North Korean leader Kim Jong Un pledged - also on 21 April - his country would halt nuclear tests and intercontinental missile launches, a move welcomed by US President Donald Trump and South Korea.

But Defence Minister Itsunori Onodera said earlier that Japan 'can't be satisfied', because Pyongyang did not mention giving up short- and medium-range ballistic missiles.

Onodera said Tokyo would persist with its policy of putting pressure on Pyongyang so that it ultimately gives up its 'weapons of mass destruction, nuclear arms and missiles'.

Japan, a close US ally in the region, is in the direct firing line of North Korean missiles and saw two fly over its territory in 2017, sparking outrage and raising tensions to fever pitch.

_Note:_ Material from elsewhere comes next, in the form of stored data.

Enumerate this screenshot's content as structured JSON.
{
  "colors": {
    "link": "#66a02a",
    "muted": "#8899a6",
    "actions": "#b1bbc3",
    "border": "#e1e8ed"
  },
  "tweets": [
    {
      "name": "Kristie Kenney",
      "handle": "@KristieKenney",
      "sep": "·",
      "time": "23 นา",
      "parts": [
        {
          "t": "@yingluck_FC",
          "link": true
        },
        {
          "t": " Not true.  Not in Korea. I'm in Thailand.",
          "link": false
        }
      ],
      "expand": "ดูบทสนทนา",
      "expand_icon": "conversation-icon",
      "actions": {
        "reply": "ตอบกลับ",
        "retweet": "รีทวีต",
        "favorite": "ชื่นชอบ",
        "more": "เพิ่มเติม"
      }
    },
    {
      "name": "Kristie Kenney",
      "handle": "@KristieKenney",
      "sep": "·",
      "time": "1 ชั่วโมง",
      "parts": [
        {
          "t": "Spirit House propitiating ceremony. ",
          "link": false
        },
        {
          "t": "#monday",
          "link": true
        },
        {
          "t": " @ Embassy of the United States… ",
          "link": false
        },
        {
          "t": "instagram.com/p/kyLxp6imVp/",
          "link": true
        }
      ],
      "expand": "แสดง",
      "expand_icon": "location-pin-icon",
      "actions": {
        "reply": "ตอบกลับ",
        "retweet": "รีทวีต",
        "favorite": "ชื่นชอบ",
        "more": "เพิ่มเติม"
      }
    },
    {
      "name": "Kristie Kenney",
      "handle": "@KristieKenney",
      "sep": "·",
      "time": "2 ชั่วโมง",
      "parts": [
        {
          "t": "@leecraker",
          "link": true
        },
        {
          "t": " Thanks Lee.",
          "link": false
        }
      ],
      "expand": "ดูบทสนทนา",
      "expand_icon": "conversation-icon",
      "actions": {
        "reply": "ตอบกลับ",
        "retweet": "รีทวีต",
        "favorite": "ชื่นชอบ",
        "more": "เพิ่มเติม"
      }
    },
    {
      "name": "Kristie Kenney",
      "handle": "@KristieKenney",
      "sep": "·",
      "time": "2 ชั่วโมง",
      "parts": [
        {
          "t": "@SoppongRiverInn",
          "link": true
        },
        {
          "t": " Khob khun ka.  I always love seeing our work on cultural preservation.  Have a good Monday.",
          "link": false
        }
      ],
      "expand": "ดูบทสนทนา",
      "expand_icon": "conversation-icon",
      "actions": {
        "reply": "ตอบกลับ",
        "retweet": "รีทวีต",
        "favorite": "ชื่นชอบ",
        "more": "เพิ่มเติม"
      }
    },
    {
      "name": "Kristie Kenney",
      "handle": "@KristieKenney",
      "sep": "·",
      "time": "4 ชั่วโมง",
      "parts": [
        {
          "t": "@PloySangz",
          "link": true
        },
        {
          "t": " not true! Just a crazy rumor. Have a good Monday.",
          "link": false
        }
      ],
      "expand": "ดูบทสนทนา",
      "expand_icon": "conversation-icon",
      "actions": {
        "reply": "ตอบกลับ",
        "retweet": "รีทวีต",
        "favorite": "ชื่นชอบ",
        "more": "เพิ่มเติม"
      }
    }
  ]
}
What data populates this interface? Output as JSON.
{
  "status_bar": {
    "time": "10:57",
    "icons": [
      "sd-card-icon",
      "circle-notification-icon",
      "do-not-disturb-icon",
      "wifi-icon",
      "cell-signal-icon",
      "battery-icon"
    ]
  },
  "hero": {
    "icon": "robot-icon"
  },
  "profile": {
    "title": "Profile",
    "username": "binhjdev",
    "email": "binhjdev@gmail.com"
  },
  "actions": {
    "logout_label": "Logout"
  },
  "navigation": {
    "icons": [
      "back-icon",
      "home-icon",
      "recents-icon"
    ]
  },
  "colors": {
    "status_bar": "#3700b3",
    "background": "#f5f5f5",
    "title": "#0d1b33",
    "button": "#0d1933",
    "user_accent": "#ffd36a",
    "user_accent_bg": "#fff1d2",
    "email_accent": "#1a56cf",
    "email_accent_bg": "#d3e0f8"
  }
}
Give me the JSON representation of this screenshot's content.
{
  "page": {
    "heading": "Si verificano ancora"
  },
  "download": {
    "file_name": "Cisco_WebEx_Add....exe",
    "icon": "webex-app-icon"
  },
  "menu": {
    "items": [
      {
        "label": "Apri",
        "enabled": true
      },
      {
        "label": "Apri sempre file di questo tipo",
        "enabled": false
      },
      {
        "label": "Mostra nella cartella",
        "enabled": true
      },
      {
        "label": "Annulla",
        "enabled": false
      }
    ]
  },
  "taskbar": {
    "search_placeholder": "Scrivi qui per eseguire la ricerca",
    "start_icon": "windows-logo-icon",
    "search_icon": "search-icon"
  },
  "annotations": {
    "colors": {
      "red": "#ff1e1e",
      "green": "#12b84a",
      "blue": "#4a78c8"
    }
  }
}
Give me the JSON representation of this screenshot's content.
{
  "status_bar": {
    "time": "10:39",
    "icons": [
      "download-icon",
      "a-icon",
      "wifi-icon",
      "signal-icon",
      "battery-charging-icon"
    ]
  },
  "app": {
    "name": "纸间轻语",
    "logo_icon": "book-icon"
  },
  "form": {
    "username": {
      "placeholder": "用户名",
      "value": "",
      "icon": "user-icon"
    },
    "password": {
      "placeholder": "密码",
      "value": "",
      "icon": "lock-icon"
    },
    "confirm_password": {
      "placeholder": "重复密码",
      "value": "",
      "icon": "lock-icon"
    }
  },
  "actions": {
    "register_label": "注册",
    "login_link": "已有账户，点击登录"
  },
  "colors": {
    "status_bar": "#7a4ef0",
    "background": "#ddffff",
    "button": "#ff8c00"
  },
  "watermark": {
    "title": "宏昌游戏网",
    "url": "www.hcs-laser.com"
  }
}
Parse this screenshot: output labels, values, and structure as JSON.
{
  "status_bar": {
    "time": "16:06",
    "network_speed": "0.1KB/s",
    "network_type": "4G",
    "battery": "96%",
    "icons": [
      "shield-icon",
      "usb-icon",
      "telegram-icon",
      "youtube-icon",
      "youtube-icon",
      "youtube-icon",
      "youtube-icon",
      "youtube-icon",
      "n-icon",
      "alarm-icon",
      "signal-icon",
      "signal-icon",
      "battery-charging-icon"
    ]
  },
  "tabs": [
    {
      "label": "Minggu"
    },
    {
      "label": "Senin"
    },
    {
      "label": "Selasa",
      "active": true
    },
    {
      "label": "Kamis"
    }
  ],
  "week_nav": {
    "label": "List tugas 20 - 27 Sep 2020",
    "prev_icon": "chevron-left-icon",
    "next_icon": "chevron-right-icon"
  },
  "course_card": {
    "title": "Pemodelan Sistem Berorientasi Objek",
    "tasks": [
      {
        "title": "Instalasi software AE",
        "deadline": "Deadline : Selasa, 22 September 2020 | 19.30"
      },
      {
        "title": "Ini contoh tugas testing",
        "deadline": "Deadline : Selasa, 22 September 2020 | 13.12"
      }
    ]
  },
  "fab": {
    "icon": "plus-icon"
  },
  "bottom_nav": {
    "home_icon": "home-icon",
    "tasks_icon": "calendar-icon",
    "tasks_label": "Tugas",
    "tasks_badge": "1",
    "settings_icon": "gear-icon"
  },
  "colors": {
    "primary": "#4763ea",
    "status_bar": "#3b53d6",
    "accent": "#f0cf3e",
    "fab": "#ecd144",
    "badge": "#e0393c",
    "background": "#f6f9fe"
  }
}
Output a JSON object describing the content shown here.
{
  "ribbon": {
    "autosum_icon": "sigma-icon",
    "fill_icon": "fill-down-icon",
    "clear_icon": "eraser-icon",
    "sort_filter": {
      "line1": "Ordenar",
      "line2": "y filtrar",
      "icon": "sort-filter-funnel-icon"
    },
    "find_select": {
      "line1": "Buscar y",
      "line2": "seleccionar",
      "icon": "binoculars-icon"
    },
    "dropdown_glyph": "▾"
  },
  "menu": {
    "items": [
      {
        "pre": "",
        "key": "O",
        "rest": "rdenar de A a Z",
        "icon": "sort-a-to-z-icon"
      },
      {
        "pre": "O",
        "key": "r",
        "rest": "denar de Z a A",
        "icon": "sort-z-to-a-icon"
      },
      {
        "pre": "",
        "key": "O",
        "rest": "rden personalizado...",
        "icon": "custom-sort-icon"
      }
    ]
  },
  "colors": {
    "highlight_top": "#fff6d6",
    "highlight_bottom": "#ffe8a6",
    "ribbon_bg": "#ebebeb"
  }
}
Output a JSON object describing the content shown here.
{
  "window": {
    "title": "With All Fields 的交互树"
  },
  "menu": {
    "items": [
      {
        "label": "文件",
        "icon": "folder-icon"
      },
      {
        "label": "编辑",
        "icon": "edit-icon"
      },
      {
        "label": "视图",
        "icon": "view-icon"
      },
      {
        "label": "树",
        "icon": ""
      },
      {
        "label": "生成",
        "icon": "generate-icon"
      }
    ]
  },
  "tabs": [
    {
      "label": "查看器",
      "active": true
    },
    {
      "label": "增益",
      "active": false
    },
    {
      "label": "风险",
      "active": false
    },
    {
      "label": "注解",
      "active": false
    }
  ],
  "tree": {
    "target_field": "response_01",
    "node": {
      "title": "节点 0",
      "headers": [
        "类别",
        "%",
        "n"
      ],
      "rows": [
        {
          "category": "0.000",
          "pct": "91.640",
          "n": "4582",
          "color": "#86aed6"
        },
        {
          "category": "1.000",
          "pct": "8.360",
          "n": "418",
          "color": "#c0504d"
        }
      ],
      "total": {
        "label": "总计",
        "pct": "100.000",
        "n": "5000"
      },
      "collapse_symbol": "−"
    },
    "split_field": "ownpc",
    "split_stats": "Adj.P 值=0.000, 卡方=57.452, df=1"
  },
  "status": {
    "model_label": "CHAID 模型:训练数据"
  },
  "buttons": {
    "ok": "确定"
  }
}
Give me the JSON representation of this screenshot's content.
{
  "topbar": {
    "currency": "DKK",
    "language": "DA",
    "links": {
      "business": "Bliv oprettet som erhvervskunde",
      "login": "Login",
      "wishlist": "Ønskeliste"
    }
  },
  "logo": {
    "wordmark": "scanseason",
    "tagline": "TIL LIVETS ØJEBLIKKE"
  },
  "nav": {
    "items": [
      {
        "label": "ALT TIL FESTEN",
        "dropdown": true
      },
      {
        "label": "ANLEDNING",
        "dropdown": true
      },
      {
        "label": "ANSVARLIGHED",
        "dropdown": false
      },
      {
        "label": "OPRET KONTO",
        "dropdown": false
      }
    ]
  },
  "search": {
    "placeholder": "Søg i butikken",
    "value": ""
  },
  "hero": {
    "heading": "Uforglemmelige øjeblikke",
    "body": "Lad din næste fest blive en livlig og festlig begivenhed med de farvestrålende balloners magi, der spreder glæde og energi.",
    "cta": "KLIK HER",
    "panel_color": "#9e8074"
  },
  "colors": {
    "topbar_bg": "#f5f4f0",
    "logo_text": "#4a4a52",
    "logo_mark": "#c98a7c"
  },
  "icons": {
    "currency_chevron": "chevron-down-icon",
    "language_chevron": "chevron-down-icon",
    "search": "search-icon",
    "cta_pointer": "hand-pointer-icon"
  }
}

Japan's Deputy Prime Minister and Finance Minister Taro Aso also voiced scepticism.

'[North Korea] has made a lot of promises and we paid money on the condition that they will give up experiment sites, but they continued,' Aso told reporters in Washington, referring to Pyongyang's nuclear programme.

The North's declaration, long sought by Washington, comes less than a week before Kim meets South Korean President Moon Jae-in for a summit, ahead of a much-anticipated encounter with Trump himself.

Earlier this week, Abe held talks with Trump in Florida and displayed a united front on North Korea, including on the issue of Japanese abductees taken to North Korea, a major domestic issue.